STJ PUBLICA REGRAS PARA TRATAMENTO FORA DO ROL DA ANS

por jun 14, 2022Artigos0 Comentários

Ao julgar o EREsp 1.886.929-SP, o STJ definiu que não rol da ANS que traz a lista de procedimentos médicos que são de cobertura obrigatória pelos planos de saúde, é TAXATIVO, assim o que está fora do ROL, como regra não precisa ser coberto pelas operadoras.

Para o STJ, a rol taxativo, garante a estabilidade financeira dos planos de saúde, do contrato, assim como, o acesso de mais pessoas ao sistema da saúde complementar, pois se for o rol exemplificativo, poderia causar a impossibilidade da manutenção do negócio pelas operadoras (custos indefinidos) ou repasse destes custos aos usuários o que inviabilizaria o acesso a inúmeras pessoas, por falta de recursos financeiros.

Por um lado, não se pode deixar de observar que o rol mínimo e obrigatório de procedimentos e eventos em saúde constitui relevante garantia do consumidor para assegurar direito à saúde, em preços acessíveis, contemplando a camada mais ampla e vulnerável da população. Por conseguinte, considerar esse mesmo rol meramente exemplificativo representaria, na verdade, negar a própria existência do “rol mínimo” e, reflexamente, negar acesso à saúde suplementar à mais extensa faixa da população. Lamentavelmente, salvo os planos de saúde coletivo empresariais, subvencionados pelo próprio empregador, em regra, os planos de saúde, hoje em dia, são acessíveis apenas às classes média alta e alta da população.

Afirma ainda o STJ que o rol taxativo não beneficia nenhuma das partes do contrato pois se trata de previsão legal, opção do legislador, para o equilíbrio do contrato e que o Judiciário não pode substituir o legislador

A submissão ao rol da ANS, a toda evidência, não privilegia nenhuma das partes da relação contratual, pois é solução concebida e estabelecida pelo próprio legislador para harmonização da relação contratual.
É importante pontuar que não cabe ao Judiciário se substituir ao legislador, violando a tripartição de poderes e suprimindo a atribuição legal da ANS ou mesmo efetuando juízos morais e éticos, não competindo ao magistrado a imposição dos próprios valores de modo a submeter o jurisdicionado a amplo subjetivismo.

Conclui-se que, se fosse o rol da ANS meramente exemplificativo, desvirtuar-se-ia sua função precípua, não se podendo definir o preço da cobertura diante de lista de procedimentos indefinida ou flexível. O prejuízo para o consumidor seria inevitável, já que, caso desrespeitada a regulação incidente, de duas uma: ou sobrecarregam-se os usuários com o consequente repasse dos custos ao preço final do serviço, impedindo maior acesso da população – sobretudo os mais vulneráveis economicamente – ao Sistema de Saúde Suplementar, ou inviabiliza-se a atividade econômica desenvolvida pelas operadoras e seguradoras.

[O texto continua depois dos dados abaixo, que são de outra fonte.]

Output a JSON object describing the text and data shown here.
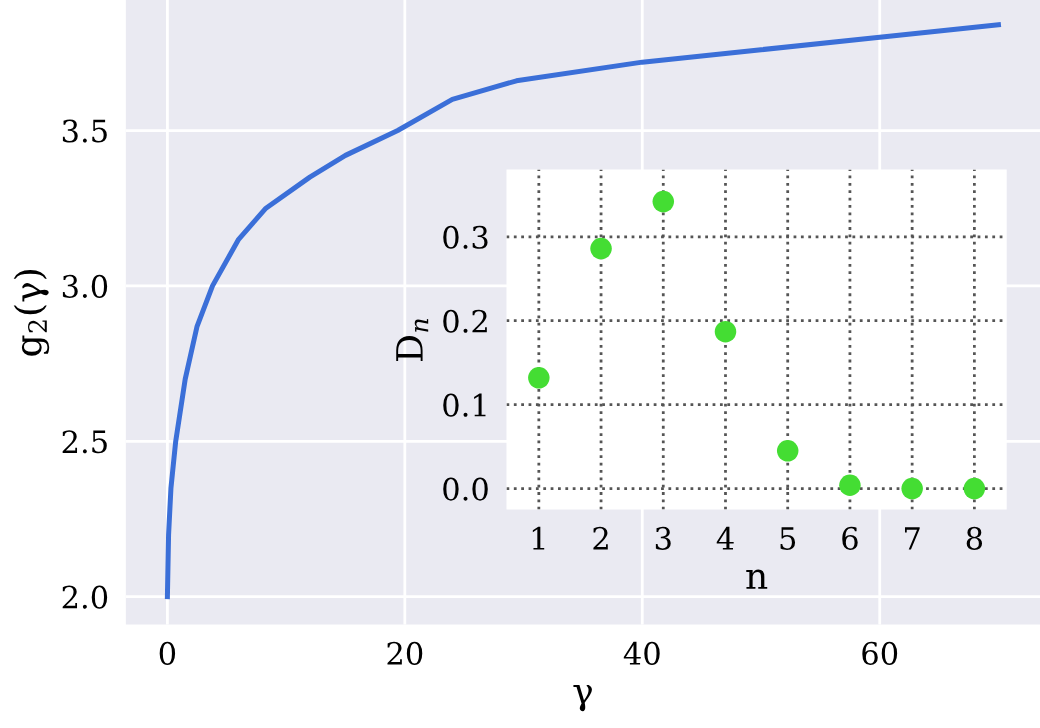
{
  "chart_data": [
    {
      "type": "line",
      "xlabel": "γ",
      "ylabel": "g$_{2}$(γ)",
      "x": [
        0,
        0.1,
        0.3,
        0.7,
        1.5,
        2.5,
        3.8,
        6,
        8.3,
        12,
        15,
        19.4,
        24,
        29.4,
        40,
        50,
        60,
        70
      ],
      "series": [
        {
          "color": "#3b6fd8",
          "values": [
            2.0,
            2.2,
            2.35,
            2.5,
            2.7,
            2.87,
            3.0,
            3.15,
            3.25,
            3.35,
            3.42,
            3.5,
            3.6,
            3.66,
            3.72,
            3.76,
            3.8,
            3.84
          ]
        }
      ],
      "xlim": [
        -3.5,
        73.5
      ],
      "ylim": [
        1.91,
        3.92
      ],
      "xticks": [
        0,
        20,
        40,
        60
      ],
      "yticks": [
        {
          "value": 2,
          "label": "2.0"
        },
        2.5,
        {
          "value": 3,
          "label": "3.0"
        },
        3.5
      ],
      "grid": true,
      "line_style": "solid",
      "marker": "none"
    },
    {
      "type": "scatter",
      "xlabel": "n",
      "ylabel": "D$_{n}$",
      "x": [
        1,
        2,
        3,
        4,
        5,
        6,
        7,
        8
      ],
      "series": [
        {
          "color": "#44dd33",
          "values": [
            0.132,
            0.286,
            0.342,
            0.187,
            0.045,
            0.004,
            0.0,
            0.0
          ]
        }
      ],
      "xlim": [
        0.48,
        8.52
      ],
      "ylim": [
        -0.025,
        0.38
      ],
      "xticks": [
        1,
        2,
        3,
        4,
        5,
        6,
        7,
        8
      ],
      "yticks": [
        {
          "value": 0,
          "label": "0.0"
        },
        0.1,
        0.2,
        0.3
      ],
      "grid": true,
      "marker": "circle"
    }
  ]
}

Logo, propõem-se, para a matéria controvertida sob exame, os seguintes critérios:

1 – o rol de Procedimentos e Eventos em Saúde Suplementar é, em regra, taxativo;

2 – a operadora de plano ou seguro de saúde não é obrigada a arcar com tratamento não constante do rol da ANS se existe, para a cura do paciente, outro procedimento eficaz, efetivo e seguro já incorporado ao rol;

3 – é possível a contratação de cobertura ampliada ou a negociação de aditivo contratual para a cobertura de procedimento extra rol;

4 – não havendo substituto terapêutico ou esgotados os procedimentos do rol da ANS, pode haver, a título excepcional, a cobertura do tratamento indicado pelo médico ou odontólogo assistente, desde que (i) não tenha sido indeferido expressamente, pela ANS, a incorporação do procedimento ao rol da Saúde Suplementar; (ii) haja comprovação da eficácia do tratamento à luz da medicina baseada em evidências; (iii) haja recomendações de órgãos técnicos de renome nacionais (como CONITEC e NATJUS) e estrangeiros; e (iv) seja realizado, quando possível, o diálogo interinstitucional do magistrado com entes ou pessoas com expertise técnica na área da saúde, incluída a Comissão de Atualização do rol de Procedimentos e Eventos em Saúde Suplementar, sem deslocamento da competência do julgamento do feito para a Justiça Federal, ante a ilegitimidade passiva ad causam da ANS.

(EREsp 1.886.929-SP, Rel. Min. Luis Felipe Salomão, Segunda Seção, por maioria, julgado em 08/06/2022.)